Dementia3096 front.jpg
WEARING GLASSES WITH the lenses painted to simulate vision deficits, large gloves that cause dexterity and feeling problems and headphones playing voices to mimic hearing difficulties, Christy Lynn was ready for a dementia simulation. Independent photos/Trent Campbell

MIDDLEBURY — You know those moments when you’re interacting with another person and they respond in a way that totally shocks or surprises you. “What were they thinking when they did that?” you say to yourself.

Have you ever wondered what it would be like to step into their shoes in that moment, to catch a glimpse of what might have motivated their action or emotion?

Well, the Residence at Otter Creek is offering an opportunity for people to experience a sliver of what it may feel like to have dementia.

Through a simulation routine led by Resident Engagement Director Courtney Allenson, in about five minutes a family member, caretaker, or friend can gain valuable insight into the many obstacles a person struggling with dementia may face. This awareness helps that person’s surrounding community act with compassion and patience, rather than frustration and haste.

My husband’s late grandmother suffered from dementia and for several years before her death we watched as she slowly lost memories, lost her place when recounting stories, lost track of time, lost motivation and eventually lost the will to carry on. It was a devastating condition to witness and though the family tried to treat Gram with love through the end it was confusing and frustrating nonetheless.

So naturally, when the opportunity arose to experience the dementia simulation, I jumped at it.

Allenson was waiting for me in an empty room at the Residence at Otter Creek’s Middlebury facility with several chairs and a table with a bunch of props on it. Julie Fuller, a staff LNP who specializes in dementia care, was there too, observing the experience for the first time and curious how someone in my position would respond.

I sat in one of the chairs and listened as Allenson explained the routine. First, she handed me a small rubber rectangle that was flat on one side and had spikes sticking out of the other side. I was to place it inside my shoe — spike side facing my foot. This spikey insole was meant to distract in a similar manner as everyday foot pain, neuropathy or arthritis often does for elderly people. Ouch.

Next, I was given a pair of large cotton gloves. According to a handout Allenson gives at each of these simulations, arthritis is part of daily life for up to 80 percent of the population over the age of 65. Dexterity is often compromised, as is feeling and function.

Then came the glasses. As someone who has never had trouble seeing (or even been to the eye doctor) putting on a pair of oversized glasses painted on the inside with dark purple nail polish almost made me instantly panic. I strained to see anything through the brush strokes in the paint and realized I could only make out rough shapes rather than defined objects. But again Allenson’s handout said 75 percent of people over 65 have a visual impairment of some kind.

To top it off, Allenson told me she had a recording of voices talking that she would be playing through headphones I would wear through the rest of the simulation. She would put the headphones on and then we would begin.

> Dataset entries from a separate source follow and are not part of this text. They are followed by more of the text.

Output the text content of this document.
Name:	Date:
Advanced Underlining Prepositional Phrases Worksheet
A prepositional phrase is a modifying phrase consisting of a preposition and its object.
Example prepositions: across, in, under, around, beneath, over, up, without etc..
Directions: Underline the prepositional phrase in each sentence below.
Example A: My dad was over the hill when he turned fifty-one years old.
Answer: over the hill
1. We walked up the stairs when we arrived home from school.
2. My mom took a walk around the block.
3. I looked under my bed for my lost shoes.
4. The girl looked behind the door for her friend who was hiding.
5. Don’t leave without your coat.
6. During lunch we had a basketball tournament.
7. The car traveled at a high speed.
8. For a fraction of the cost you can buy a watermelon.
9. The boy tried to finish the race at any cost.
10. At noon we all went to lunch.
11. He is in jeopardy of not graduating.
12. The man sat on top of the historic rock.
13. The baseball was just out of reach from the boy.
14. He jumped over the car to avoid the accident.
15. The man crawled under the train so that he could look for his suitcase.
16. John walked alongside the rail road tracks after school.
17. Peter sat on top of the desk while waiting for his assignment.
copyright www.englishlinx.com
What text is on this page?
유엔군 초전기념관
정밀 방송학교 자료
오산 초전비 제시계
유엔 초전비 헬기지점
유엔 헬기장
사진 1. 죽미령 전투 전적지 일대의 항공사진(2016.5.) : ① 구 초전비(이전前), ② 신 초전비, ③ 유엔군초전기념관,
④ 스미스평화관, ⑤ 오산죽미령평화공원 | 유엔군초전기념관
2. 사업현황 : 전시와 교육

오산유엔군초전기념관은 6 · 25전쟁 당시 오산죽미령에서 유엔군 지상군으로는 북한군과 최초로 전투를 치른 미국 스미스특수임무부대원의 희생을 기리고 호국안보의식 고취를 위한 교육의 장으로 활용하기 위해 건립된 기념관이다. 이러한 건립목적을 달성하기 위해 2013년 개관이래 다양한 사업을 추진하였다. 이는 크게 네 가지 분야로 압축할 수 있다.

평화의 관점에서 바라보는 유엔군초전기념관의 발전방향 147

Before she hit play she handed me a medium-size tote bag and told me this was my hoarding bag and that for the rest of the demonstration she would refer to me as Mrs. Smith. People suffering from dementia have a tendency to collect items that they feel they might need again and hoard them for the future. Only they can’t remember exactly what they were and lack the organization to keep them straight.

Allenson hit play on the recording and suddenly it sounded like I was in the middle of a large and loud crowd. But before I could settle into that she started yelling at me:

“Mrs. Smith, hi, how are you? How are you today, Mrs. Smith? Are you ready to go? Let’s go, stand up, Mrs. Smith, and let’s go over here. On our way, Mrs. Smith, can you find your keys in that purse of yours? Oh, and while you’re at it there’s a deck of cards in there and I need the queen of hearts. Find the queen of hearts I really need that.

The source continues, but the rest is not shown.